But then, the ground trembled, and Lina appeared. I froze. Lina... the only name the Eyes of Sin had not been able to fully erase from my blackened memory. She was kneeling on the white floor, her tears falling like lead, and she looked at me with eyes I knew—eyes I felt in my dreams.

"Ray... please... don't kill me... I am Lina... have you truly forgotten? Have you killed everything inside you?"

I raised the blade of "Sin." My hand felt like it was made of lead, and my heart—the heart I believed had died in the White Doors—began to shake. I looked into her eyes and saw the reflection of my own monstrous face. "I will not fall for the trap again!" I roared, my voice choked, and brought the sword down. Lina's head hit the floor, and her body dissolved into a white mist.

[The Confrontation: The Bitter Truth] In that heartbeat, He appeared. A man in his thirties, radiating an aura that transcended the limits of this world. He stood with a terrifying solemnity, his gaze piercing through my soul. It was Jin.

"So..." Jin said, his voice as calm and inevitable as fate. "Are you still unconscious?"

The blood froze in my veins. His words were not Cyril's illusion; they were a reality that slapped me across the face. I realized suddenly that I had drowned in the shifting sands of Draka. I had forgotten that Baron, Muriel, and Cyril were nothing more than trivial obstacles on the path of the Nine Worlds. I had forgotten who was waiting for me behind this darkness. I had forgotten my original world... and I had forgotten the vows I made before the Eyes of Sin devoured my memory.

My hands began to tremble with a violence I had never known. The blade of "Sin" began to emit a sharp, high-pitched wail, as if it were rejecting the reality I was living. I looked at Jin and saw everything I had lost. I felt a sense of oppression tearing at my vitals. How did I let myself forget? How did I become a "Ghost" in a world that is not mine?

I raised "Sin" with every ounce of strength I had left. I wasn't aiming at Cyril; I was aiming at my own chains. With a broken heart and a soul screaming for vengeance, I hurled the sword with all my might at Jin's face... at the Truth that was hounding me.

"I am close, Jin..." I whispered. "I am close... and I will burn every world to reach you."

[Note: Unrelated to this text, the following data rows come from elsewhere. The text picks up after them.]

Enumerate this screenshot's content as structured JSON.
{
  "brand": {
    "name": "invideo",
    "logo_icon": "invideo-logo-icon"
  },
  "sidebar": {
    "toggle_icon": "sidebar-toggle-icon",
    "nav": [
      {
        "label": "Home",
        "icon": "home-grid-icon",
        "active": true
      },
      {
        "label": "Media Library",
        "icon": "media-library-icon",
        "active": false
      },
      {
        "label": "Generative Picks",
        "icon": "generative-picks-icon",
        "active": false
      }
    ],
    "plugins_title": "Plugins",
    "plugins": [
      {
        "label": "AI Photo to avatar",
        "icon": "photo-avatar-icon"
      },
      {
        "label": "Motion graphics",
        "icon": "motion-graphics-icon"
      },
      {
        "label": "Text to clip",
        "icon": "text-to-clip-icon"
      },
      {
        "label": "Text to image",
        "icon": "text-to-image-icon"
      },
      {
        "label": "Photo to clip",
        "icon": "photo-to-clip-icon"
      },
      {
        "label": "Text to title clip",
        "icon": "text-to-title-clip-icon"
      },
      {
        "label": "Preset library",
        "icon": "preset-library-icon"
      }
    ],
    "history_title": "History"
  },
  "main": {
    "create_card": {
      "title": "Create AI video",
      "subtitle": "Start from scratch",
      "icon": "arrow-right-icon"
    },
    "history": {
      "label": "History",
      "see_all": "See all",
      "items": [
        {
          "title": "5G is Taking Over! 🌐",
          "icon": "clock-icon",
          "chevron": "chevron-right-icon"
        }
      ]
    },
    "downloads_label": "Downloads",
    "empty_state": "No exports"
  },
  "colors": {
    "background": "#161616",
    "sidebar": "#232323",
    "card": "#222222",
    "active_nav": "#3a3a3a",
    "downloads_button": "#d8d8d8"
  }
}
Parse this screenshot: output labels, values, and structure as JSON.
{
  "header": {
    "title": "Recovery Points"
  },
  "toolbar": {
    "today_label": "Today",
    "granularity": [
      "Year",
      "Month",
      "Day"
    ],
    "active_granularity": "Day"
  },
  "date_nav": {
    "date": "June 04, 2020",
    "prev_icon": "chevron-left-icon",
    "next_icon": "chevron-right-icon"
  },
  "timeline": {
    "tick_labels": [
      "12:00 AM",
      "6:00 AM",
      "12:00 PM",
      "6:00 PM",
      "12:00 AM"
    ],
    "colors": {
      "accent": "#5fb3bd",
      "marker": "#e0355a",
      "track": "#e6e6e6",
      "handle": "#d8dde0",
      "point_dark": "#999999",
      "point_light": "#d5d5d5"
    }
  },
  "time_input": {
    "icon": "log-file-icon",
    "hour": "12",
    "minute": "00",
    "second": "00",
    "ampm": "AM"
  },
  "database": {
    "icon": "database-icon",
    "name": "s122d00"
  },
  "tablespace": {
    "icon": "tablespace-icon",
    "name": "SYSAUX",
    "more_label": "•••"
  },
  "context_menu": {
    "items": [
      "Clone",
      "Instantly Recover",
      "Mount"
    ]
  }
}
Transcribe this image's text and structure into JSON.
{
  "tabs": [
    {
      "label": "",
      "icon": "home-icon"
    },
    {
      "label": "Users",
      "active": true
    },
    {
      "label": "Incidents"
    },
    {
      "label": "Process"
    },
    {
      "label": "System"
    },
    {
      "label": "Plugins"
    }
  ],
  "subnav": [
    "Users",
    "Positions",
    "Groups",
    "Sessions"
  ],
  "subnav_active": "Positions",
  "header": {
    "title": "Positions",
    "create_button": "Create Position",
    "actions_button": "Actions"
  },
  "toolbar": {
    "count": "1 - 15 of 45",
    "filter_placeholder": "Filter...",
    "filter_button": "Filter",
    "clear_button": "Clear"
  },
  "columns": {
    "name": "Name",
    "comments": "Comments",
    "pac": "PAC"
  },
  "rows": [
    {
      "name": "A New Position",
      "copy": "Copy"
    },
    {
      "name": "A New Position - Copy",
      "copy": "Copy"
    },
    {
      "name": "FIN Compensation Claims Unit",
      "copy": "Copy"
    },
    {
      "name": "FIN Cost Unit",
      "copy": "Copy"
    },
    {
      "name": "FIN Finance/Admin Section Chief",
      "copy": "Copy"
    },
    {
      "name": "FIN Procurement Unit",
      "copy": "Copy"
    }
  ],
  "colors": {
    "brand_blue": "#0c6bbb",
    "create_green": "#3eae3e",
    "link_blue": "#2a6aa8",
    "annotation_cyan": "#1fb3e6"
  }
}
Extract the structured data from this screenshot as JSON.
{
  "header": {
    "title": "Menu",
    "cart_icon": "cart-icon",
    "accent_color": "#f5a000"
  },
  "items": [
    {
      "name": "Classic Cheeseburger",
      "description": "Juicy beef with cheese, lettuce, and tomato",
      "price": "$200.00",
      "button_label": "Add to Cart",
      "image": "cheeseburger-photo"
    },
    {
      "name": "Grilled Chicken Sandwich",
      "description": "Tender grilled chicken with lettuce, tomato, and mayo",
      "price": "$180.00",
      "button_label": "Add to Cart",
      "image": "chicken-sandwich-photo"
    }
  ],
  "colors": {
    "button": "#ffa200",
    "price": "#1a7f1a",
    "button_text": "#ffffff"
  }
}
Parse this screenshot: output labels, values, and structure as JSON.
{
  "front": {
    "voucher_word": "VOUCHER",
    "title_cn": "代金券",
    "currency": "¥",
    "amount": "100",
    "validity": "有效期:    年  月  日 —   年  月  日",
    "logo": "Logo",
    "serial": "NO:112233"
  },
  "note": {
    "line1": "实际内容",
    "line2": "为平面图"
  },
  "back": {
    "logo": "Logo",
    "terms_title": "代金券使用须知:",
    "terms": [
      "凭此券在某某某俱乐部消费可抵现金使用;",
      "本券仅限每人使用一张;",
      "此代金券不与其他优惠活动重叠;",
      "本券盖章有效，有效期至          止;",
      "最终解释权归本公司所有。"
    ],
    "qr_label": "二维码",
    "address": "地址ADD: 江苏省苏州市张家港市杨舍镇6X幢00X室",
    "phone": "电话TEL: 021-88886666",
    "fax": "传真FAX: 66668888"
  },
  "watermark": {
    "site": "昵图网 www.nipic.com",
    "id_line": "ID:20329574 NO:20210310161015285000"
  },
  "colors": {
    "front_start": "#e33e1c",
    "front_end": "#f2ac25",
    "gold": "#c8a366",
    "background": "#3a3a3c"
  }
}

[The Awakening: The Fury of the Crimson Blood] My scream was not merely a sound; it was the eruption of mana suppressed for millennia. Cyril's white void began to crack under the immense pressure. My eyes were flooded with a deep, abyssal red, then exploded into a frenzied, dark crimson.

I felt a heat incinerating the veins in my skull. I no longer saw whiteness; I saw the world through a film of blood. The illusion shattered, and I found myself back in the forest. Dan was directly in front of me, frozen in place, clutching the wooden chest with enough force to make his fingers bleed, but his eyes were vacant... he was still trapped in his own internal prison.

I ran toward him, screaming his name to wake him. "DAN! WAKE UP!" I seized his shoulder to shake him, but in that moment... the blood in my veins turned to ice.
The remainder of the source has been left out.